While the rest of us discuss the vagaries of the E-Class’s semi-autonomous Drive Pilot system, which struggles on some of the poorly marked roads, Nads is the one who wonders if anything so inconsistent can be considered more than a gimmick.

With only good cars left, small issues get magnified into apparently big ones. The Tiguan’s sometimes over-firm ride; the Impreza’s slurring CVT gearbox; the Astra’s gloomy cabin. Minor gripes are suddenly more significant when there’s so much at stake, the arguments over lunch become more heated, especially when the question of value for money gets raised.

Coffee breaks also give me the chance to put two ticks against my list of must-have Australian experiences: a lamington and a neenish tart.

Another cull brings us to the final three, with the Astra, Impreza and Tiguan falling by the wayside. Then it’s the home stretch – a morning riding three- and four-up in the Merc, Audi and Mazda followed by a final vote. Before the drive I reckoned it would feel like overkill, but it gives a useful chance to experience both life in the cheap seats and how the cars feel loaded.

Speed bumps reveal the E-Class’s poor low-speed damping as Ponch reports a second rebound from the rear and the normally zingy 1.4-litre A4 struggles when asked to cart three big blokes around. As for the CX-9, it’s arguably at its most impressive when experienced from its third row, roomier and more comfortable than anything else in its segment.

By one of those cosmically, and possibly comically, ordered coincidences, we’re just starting the final debate as the early results from the US Presidential election start to arrive. Which cues some impressively inventive swearing, especially from JC. But then phones are switched to silent as we give full consideration to a more important question, and one that doesn’t have a glaringly wrong answer: which of our challengers is going to lift the crown. Having been involved in similar tests on two other continents I can say without risk of perjury that Wheels’ is the most comprehensive and toughest going.

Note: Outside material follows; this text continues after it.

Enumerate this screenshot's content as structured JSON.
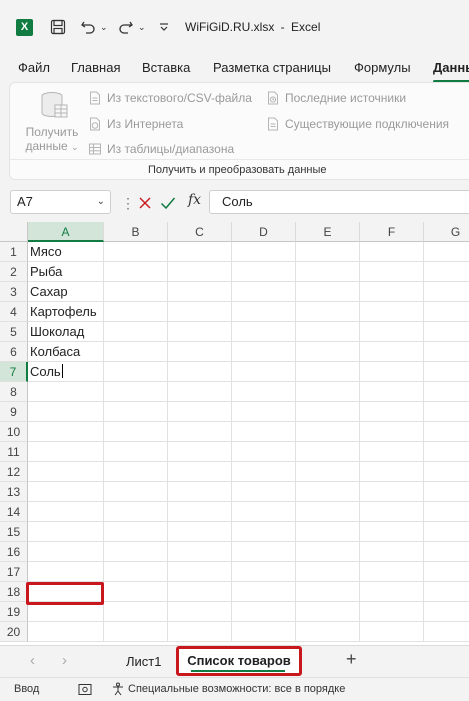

Votes are cast and then there’s a final Wheels tradition, this one apparently having been done for time immemorial. As officer-on-deck Inwood gets to carry our papers off to the nearest gents to be tallied, under threat that, if there’s a tie, we’re going to have to do it all again, or possibly start wrestling. He returns moments later wearing a broad grin and announces that we do indeed have a victor, and it’s only then I discover he’s not allowed to tell the rest of us what it is. With the time it takes magazines to wing their way to Europe, you’re going to find out before I am, but I already know it will be a worthy winner.